In my PhD research on fat embodiment in the media, I look at different kinds of images of women and men who are defined fat by the contemporary body standards, and these images almost always provoke strong feelings. Some of the images tend to annoy me or even shock me at first. Most of the popular, mainstream images of fat bodies seem to support very conventional power relations in terms of body size, gender, sexuality and ‘race’. During the process of interpretation the feelings and attitudes towards the images necessarily change. In the presentation I will discuss how my feelings, interpretations and ways of looking as a feminist researcher meet and are constructed in the research process. I am especially interested in the cultural constructions of distance and proximity between the researcher or the viewer and visual material, and how the variations in distance can be of use from a feminist perspective. Distance and proximity are produced through bodily experience as well as research objectives and conventions. The assumed bodily similarities or differences between the viewer and the image are important factors in producing different ways of identification. However, through feminist reading and interpretation some images that have first felt distant to me have become closer; sometimes images that have felt uncomfortably close have become distanced.

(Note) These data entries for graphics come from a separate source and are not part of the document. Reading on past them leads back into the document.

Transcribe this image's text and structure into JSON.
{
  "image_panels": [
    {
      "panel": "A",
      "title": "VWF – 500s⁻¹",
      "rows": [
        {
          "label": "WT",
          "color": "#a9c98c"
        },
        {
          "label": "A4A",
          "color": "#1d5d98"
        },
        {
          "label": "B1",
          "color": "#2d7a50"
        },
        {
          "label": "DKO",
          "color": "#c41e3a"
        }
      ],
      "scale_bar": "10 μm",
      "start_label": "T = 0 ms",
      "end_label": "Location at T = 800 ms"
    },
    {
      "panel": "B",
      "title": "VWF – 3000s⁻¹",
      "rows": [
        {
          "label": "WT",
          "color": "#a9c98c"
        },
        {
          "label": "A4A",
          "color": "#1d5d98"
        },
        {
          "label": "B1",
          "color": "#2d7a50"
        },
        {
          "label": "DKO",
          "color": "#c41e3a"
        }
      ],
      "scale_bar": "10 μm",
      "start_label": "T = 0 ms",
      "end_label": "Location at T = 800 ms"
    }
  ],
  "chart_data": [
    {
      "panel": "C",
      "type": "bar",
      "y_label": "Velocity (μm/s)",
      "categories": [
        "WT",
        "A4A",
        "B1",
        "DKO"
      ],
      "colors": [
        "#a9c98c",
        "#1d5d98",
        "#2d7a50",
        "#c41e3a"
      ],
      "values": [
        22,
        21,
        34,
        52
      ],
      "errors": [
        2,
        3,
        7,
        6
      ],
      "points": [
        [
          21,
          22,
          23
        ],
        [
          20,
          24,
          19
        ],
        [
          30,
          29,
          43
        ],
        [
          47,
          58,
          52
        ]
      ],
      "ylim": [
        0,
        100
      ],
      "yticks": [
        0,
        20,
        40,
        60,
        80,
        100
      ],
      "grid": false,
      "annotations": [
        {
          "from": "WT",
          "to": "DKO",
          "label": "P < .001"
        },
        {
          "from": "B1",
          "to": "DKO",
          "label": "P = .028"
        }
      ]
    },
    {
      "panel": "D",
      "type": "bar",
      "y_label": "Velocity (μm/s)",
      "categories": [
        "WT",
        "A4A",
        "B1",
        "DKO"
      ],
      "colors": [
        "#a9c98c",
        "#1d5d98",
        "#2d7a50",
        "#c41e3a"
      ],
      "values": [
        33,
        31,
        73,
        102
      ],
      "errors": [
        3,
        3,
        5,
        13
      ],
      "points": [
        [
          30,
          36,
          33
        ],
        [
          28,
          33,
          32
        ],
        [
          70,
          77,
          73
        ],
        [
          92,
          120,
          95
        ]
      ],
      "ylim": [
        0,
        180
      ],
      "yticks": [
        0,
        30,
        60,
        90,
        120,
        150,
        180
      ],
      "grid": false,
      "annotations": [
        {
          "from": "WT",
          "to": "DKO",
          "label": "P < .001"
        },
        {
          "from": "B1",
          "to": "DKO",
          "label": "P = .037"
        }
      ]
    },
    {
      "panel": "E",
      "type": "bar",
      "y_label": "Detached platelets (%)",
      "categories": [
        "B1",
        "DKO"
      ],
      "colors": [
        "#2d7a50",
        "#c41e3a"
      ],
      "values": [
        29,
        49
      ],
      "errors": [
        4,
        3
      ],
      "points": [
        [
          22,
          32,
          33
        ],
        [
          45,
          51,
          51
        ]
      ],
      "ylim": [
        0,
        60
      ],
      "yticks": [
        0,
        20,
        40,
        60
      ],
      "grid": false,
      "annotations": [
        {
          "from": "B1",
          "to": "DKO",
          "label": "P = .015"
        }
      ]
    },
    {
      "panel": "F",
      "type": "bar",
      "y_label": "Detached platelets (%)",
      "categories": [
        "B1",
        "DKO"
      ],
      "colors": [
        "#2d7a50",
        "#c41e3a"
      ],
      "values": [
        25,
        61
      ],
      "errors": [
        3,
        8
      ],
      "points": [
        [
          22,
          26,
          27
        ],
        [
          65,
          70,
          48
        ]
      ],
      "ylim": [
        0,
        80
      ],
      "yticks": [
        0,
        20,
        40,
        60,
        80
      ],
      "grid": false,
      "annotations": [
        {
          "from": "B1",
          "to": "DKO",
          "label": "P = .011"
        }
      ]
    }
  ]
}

To illustrate how the consideration of embodied distances can be useful, I compare my interpretation process of pornographic images of fat women on the Internet with some other typical representations of fatness in the contemporary popular media.

  • Katariina Kyrölä  is a researcher and a PhD student in Media Studies and teaches Women’s Studies at the University of Turku, Finland. In 2004-2005 she will be studying at Utrecht University, in the Netherlands Research School of Women’s Studies. She is working on her PhD on the popular representations of fat bodies in the contemporary media and the politics of difference.